R
Roguish
Guest
Yeah, that’s Europeans for you. Of all the peoples of the world, there are no people as bent on wiping their original religion from the face of their continent as the Europeans. Not that I consider any other part of the West to be the gold standard of authentic religiosity, but honestly, the Europeans are positively embarassed that they were ever Christians. And as you pointed out, it’s never the muslims or Hindus demanding that an occasion be relabeled. It’s always the “native Europeans”, i.e. those whose ancestors were Christians only 2 or 3 generations ago, who in their eagerness to remove the last vestiges of their Christian past from their customs, routines, and vocabulary, propose these “improvements”.Instead of calling it what it is, a Christmas party, they are calling it a Winter party to not offend anyone.

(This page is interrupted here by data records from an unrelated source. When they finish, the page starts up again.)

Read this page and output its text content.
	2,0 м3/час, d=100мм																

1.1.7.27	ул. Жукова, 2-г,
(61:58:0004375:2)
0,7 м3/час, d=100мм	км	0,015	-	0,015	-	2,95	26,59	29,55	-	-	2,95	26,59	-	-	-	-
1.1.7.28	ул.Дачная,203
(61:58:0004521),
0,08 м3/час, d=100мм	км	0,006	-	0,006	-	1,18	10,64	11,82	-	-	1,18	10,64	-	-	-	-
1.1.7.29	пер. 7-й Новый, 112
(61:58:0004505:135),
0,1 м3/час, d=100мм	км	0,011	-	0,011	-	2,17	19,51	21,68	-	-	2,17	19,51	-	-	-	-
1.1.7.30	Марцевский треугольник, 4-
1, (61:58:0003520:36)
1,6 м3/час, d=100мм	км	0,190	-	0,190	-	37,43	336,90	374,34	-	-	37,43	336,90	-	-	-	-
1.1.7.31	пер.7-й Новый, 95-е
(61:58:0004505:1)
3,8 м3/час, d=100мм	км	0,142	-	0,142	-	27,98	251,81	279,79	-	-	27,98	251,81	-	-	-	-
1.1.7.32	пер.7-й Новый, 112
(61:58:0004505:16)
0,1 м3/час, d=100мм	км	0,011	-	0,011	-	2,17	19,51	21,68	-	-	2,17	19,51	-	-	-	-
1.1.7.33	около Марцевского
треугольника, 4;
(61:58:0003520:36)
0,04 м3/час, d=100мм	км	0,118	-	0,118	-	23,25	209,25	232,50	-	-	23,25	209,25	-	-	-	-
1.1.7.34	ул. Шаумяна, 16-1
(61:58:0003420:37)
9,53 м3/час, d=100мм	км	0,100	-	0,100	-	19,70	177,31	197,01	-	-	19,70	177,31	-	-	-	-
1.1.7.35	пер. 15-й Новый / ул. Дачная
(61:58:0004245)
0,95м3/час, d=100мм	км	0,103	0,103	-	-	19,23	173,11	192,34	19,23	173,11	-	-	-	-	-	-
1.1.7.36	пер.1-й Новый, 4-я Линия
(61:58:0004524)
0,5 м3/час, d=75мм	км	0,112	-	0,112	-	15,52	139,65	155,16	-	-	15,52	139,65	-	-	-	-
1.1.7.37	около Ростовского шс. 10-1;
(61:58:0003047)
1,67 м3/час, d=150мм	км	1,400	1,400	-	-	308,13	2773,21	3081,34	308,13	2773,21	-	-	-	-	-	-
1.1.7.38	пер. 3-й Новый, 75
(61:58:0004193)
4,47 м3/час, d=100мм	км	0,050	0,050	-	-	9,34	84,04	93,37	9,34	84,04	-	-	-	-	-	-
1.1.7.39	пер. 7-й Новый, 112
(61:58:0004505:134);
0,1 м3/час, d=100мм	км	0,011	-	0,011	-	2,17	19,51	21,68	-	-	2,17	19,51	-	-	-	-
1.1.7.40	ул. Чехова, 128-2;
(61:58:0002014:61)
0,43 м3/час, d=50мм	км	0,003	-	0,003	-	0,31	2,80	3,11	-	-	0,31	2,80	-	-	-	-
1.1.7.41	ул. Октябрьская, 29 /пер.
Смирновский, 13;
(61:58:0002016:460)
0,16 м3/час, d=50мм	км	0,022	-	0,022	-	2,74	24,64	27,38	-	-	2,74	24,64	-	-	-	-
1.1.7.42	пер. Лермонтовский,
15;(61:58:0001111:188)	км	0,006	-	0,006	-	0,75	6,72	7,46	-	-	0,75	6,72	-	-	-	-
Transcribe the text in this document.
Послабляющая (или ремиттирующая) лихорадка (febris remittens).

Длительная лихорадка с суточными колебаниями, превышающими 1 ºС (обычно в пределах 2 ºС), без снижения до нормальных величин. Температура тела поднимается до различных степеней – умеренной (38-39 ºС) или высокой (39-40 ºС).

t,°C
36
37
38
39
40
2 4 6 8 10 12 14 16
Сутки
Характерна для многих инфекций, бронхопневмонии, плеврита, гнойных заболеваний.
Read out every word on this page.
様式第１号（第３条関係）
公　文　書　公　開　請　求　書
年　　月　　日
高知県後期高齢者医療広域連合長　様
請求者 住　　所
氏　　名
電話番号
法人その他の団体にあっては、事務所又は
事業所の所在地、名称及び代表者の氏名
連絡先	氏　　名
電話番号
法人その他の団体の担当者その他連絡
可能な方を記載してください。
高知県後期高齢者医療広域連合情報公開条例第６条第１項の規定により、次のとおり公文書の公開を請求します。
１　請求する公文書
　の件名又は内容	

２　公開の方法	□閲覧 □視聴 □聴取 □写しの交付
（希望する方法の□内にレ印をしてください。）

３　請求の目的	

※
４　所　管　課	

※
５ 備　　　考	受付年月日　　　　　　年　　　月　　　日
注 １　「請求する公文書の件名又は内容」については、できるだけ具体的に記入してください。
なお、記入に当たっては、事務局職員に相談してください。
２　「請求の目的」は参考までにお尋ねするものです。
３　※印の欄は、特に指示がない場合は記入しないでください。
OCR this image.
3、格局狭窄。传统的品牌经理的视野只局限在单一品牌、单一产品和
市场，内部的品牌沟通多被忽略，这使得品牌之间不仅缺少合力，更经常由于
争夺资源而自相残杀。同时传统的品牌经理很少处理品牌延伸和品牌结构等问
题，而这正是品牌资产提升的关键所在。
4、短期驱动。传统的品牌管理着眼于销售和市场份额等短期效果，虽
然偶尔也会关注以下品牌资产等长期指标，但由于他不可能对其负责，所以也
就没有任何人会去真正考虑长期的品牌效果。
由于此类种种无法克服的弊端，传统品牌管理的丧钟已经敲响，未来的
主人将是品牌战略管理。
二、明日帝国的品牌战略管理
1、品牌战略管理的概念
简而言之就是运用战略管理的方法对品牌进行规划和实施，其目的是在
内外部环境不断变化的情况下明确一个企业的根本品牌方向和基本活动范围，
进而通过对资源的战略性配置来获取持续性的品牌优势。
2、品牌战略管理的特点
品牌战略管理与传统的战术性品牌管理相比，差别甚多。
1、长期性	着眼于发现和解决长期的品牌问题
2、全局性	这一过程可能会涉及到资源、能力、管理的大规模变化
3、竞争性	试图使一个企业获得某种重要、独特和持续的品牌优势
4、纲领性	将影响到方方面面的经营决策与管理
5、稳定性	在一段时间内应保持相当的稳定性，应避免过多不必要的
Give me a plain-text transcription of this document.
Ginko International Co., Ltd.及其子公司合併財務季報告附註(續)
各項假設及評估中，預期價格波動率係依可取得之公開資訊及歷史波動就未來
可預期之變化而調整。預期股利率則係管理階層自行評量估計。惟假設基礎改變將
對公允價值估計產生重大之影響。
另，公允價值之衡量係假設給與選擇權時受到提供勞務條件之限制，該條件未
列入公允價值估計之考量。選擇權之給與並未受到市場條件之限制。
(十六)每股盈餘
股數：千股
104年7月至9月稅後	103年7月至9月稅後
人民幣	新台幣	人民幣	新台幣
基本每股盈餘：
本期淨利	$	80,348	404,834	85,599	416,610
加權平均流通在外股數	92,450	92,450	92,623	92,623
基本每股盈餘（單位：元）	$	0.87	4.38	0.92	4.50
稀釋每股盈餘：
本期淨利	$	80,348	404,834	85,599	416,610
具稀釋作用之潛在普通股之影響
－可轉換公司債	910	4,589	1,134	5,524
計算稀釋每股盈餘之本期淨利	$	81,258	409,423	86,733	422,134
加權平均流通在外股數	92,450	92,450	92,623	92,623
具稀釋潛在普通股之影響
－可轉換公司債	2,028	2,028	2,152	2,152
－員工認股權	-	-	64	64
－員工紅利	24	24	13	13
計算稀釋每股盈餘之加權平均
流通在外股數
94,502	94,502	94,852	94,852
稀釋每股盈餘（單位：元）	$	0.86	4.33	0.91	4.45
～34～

Your “winter party” is a good example. Another would be saying “God bless you” when someone sneezes. Try that in Europe and you’ll be met with a puzzled stare that says “Did he really say that?” Or when a European laments to you about their personal circumstances, try telling them you’ll pray for them. That’ll be the last time they ever have a personal talk with you. Honestly, Europe is a spiritual wasteland, and the social protocol there includes the iron rule that you must hide your religion – or rather: you must hide it if your religion is Christianity.
Anyway, that’s enough of a rant from me. Otherwise I love the Europeans, especially their fries and mayo. Seriously though, I know there are still pockets of staunch Catholics to be found in Europe, but their numbers are now so low – at least that I know of – that the Masses feel like they’re almost private.